Attacks targeting Americans by Hezbollah and other Iranian proxies continued from the 1980s through 2024, when a Pakistani man was charged with plotting to kill Trump and former President Joe Biden at the behest of Iran’s government. That man, Asif Merchant, was convicted on Friday in a federal court in New York City, after he claimed the Iranian regime had forced him into the plot by threatening his family in Iran.
After Hezbollah fired missiles from Lebanon into neighboring Israel in response to the attacks on Iran, Israel ordered a mass evacuation and began bombing southern Beirut on Thursday. Crocker said the broadening of the conflict into a wide regional war – as far away as the coast of Sri Lanka, where a U.S. submarine sank an Iranian ship on Wednesday – demands a more “robust congressional debate” about where the conflict is headed.
“I’m not a fan of trying to stop military actions in midstrike, but clearly I think the American people and the Congress need to have a better handle on where this is going,” he said, adding that U.S. support for Kurdish or other militias inside Iran could lead to a civil war with effects throughout the region.
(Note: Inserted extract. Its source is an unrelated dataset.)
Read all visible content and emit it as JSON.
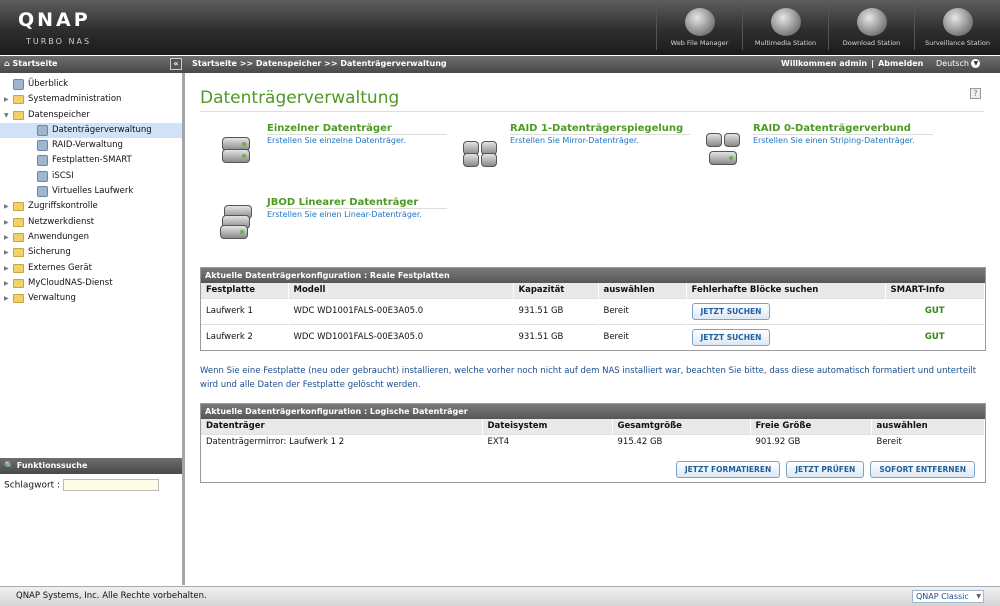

Baumgartner said he told Treasury Secretary Scott Bessent on Wednesday, “You should be planning for a messy civil war, and then hope it doesn’t happen.”
Crocker said he is glad Trump so far hasn’t put American troops on the ground in the country, but he said the administration’s approach of using airstrikes to pressure Iran’s existing regime to choose a leader Trump likes is unprecedented and seems unlikely to succeed. After Supreme Leader Ali Khamenei was killed in an airstrike when the war began, Trump said he wouldn’t accept the late ayatollah’s son as a successor, and the president told Politico on Thursday he wants to help choose Iran’s new leader.
“I guess you can keep killing leaders you don’t like, but it’s pretty hard to see how you eventually translate that into getting one you do like again,” Crocker said. “We have no idea what comes next in Iran.”